Calling women crazy is fun.
Admit it. It is.
It’s the perfect trump card — a scapegoat response of sorts — that gets us out of virtually any unfavorable situation we have with women.
If she breaks up with us, we show a false sense of relief and we deem her as out of her mind.
If she calls us out, speaks her mind, thinks for herself, even if she’s sexually adventurous, she’s crazy.
It’s as if ‘crazy’ is the only way we know how to describe women who don’t act the way women are “expected” to act.
It’s a non-creative way to dismiss women when they make us uncomfortable and it’s also self-destructive to our dating and romantic endeavors as well as the way we see women.
In all actuality, ‘crazy’ women are just emotional women, and emotional women tend to be in that state because of how deeply they care about us.
When you look at it that way, you’ll see that we’re always going to encounter some ‘crazy’ girls in our lives.
Whether or not we deem them as so, depends on mutual attraction and romantic interest.
If you think back on the circumstances men reference to where they concluded women as crazy you’ll find that there is a flagrant double standard.
“She want’s to have a talk, bro. Ugh, she’s crazy. I don’t get why it’s a big enough issue to have a sit-down.”
Yet we’re the ones who will force a serious one-on-one about how she looks when she wears revealing clothing, her best guy friend, or about being honest with her whereabouts.
“She won’t leave me alone. I told her I was not into her, yet she won’t get the message.”
Yet men are the main ones who are notorious for being persistent. Our boys preach the “if you fail once, try again” method. In fact, my Dad proposed three times before my mom said yes.
“She cries over every little infraction I do. I don’t know how to handle her.”
Yet you’re sure to raise your voice when she does something that is in disagreement with an understanding you two previously had.
When we start reshaping what we view as crazy and the standards we have attached to it, our dealings with these women and situations will change as well.
Instead of being taken aback at a girls openness, we’ll see that it means they really care.
Instead of questioning their distraught reaction at our lack of communication, we’ll understand that it’s because they have an unmeasurable love for us.
Crazy has such an insensitive tone and completely diminishes real feelings that these women have. If you notice, when it comes to someone you’re really invested in and love, ‘crazy’ isn’t so crazy anymore.
So whenever you get this overwhelming feeling to call her ‘crazy’, maybe you should be questioning how much she even means to you in the first place.
The root of the issue is even deeper.
Society has painted this picture of what women are supposed to look like, what they are supposed to say and how they are supposed to act.
When we see them breaking these norms, we resort to simple terms like insane and crazy to process what we’re witnessing.
That’s why it’s our responsibility to unlearn these norms and to actually have zero expectation when it comes to what we expect from women.
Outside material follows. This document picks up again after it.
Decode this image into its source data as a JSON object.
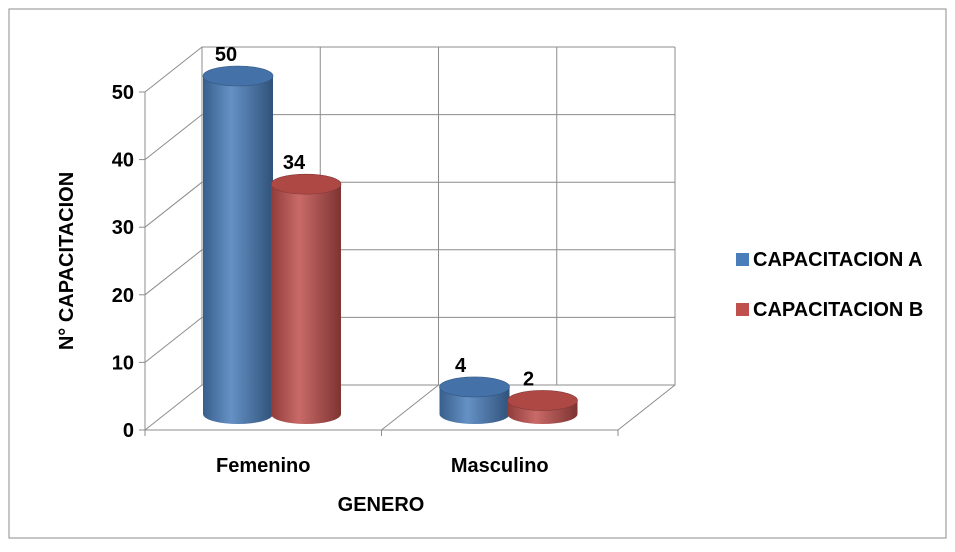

If a woman wants to wear next to nothing on social media, it doesn’t mean she’s crazy, it means she’s proud of the skin she’s in.
If you see a girl check you and not laugh at your jokes, it doesn’t mean she’s stuck up and needs to get laid, it means she has self-respect and demands it from whomever she encounters.
If she wants to wait to have sex, it does not mean she’s mentally unstable, it means she recognizes the control she has, especially when she says no.
Statements like “don’t stick your penis in crazy” and “I like crazy girls” does nothing more than perpetuate the trite stereotype of what old men felt women’s roles are in our society.
Instead of thinking of women as crazy, think: maybe she’s not for me, instead.
Think about all the times you were referred to as an asshole.
Yes, being an asshole can be a riot, but when you’re not being a jerk and your intentions are being interpreted as a someone who’s insensitive, it hurts.
The same goes for women. Half the time what you see as an overreaction is an honest intent at being on the same page with you at all times. And there is nothing wrong with that.
When you encourage her to go to the gym, it’s not because you’re this cruel individual who wants to make fun of her, it’s because you genuinely want to see the goals she wants for herself.
When you tell her about the quality of her cooking or her spending habits, you’re not trying to be a mean chaperone, you want her to improve.
But only when the right person with the right patience is your partner, will it be taken well.
You don’t want to feel as if your emotions are being swept under an umbrella of a multitude of different men’s actions instead of being read individually.
That’s what happens when you call a woman crazy.
It’s time we, as men, start rethinking what we feel are crazy women.
Crazy isn’t crazy, crazy is too in love with someone who cannot show it back.